The crisis was triggered by the refusal of foreign banks, particularly American ones, to renew credit lines to South Africa. The move threatens South Africa's ability to repay about $12 billion of foreign credits maturing within the next 12 months.

This credit squeeze means that South Africa's financial crisis is rapidly converging with a political upheaval that has built steadily in recent weeks as nonwhites have taken their campaign for major reforms in the country's system of apartheid into the streets.

De Kock's emergency mission through western financial capitals is expected to include meetings in Washington with Federal Reserve Board Chairman Paul Volcker and officials of the International Monetary Fund and State Department where he reportedly will outline plans to halt the plunge in the value of South Africa's currency, the rand, and to ease demands for loan repayments.

Yesterday, de Kock held talks throughout the day with senior bankers at Citicorp in New York. A Citicorp spokesman declined to give details, but banking sources in London and New York said in telephone interviews that there was little likelihood of western central or commercial banks offering new credit to tide over short-term debt repayments.

South Africa is widely expected to announce measures to shore up the rand and ease its debt problems before financial markets reopen Monday. On Tuesday the government halted trading in stock exchange and currency markets in an effort to stem the flight of foreign capital and halt the slide of the rand, which fell to a record low of 35.5 cents.

There was speculation in London yesterday that South Africa may declare a moratorium on its $12 billion in short-term debts as part of a new financial package.
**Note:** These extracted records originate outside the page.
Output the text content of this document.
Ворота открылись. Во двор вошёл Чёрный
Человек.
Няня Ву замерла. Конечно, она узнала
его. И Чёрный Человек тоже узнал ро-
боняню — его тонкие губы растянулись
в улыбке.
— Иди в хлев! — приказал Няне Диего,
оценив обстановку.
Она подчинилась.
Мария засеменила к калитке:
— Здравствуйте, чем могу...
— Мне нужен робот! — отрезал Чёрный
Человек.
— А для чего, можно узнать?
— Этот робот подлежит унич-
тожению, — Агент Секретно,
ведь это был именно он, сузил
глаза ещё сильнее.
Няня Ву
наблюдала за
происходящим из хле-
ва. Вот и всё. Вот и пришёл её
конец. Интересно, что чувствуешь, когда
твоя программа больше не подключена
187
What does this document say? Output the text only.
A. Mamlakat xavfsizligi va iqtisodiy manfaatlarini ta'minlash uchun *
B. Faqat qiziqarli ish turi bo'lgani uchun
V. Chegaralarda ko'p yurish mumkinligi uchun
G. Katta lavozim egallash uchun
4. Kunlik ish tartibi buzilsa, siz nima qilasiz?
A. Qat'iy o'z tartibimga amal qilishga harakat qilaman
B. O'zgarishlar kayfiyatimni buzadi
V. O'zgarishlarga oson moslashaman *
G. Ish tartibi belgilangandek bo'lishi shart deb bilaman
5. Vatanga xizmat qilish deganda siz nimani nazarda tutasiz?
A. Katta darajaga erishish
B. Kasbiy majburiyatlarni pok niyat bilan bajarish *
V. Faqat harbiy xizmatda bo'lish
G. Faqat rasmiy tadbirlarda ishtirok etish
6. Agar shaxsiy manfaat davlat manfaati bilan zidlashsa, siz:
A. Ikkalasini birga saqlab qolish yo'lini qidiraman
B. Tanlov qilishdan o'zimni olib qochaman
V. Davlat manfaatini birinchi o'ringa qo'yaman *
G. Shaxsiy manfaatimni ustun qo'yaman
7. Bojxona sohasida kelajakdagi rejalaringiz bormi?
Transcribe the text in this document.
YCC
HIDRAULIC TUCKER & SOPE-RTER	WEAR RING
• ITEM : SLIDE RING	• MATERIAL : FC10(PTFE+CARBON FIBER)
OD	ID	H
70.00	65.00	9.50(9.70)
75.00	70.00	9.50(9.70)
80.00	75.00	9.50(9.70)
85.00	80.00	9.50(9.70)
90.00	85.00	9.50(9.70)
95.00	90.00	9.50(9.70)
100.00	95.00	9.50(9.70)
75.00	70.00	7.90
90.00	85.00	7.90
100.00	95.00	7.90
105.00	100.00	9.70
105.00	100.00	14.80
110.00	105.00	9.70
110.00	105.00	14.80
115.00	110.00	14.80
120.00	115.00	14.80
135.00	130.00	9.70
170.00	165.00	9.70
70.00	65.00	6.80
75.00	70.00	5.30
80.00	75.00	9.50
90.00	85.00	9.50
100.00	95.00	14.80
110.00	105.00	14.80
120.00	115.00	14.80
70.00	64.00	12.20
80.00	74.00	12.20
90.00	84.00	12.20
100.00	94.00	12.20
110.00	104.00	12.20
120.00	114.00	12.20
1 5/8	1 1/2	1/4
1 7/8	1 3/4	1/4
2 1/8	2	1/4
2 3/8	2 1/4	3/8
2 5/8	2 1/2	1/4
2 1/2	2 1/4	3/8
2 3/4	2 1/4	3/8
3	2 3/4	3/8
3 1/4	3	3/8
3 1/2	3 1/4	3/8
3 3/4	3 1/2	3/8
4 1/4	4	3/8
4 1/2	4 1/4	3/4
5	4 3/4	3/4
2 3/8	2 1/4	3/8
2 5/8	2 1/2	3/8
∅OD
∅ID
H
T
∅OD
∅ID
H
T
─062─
A senior banker familiar with South Africa's debt problems said he was bracing for a moratorium. "If the bankers are not prepared to lend, then that does not leave de Kock with many options."

The banker said that de Kock either had to find a new source of credit, which was highly unlikely, or opt for a moratorium. "De Kock is not in a position to have even-handed discussions," said the banker, "because everything is colored by the political situation in South Africa. The banks would just have to sit it out and wait for repayment."

This view was confirmed by other London banking sources who played down suggestions of new loans being arranged by the Fed or the Bank of England. "The situation is very different from other debt problems such as Mexico; there is a strong political element which cannot be ignored," one banker noted.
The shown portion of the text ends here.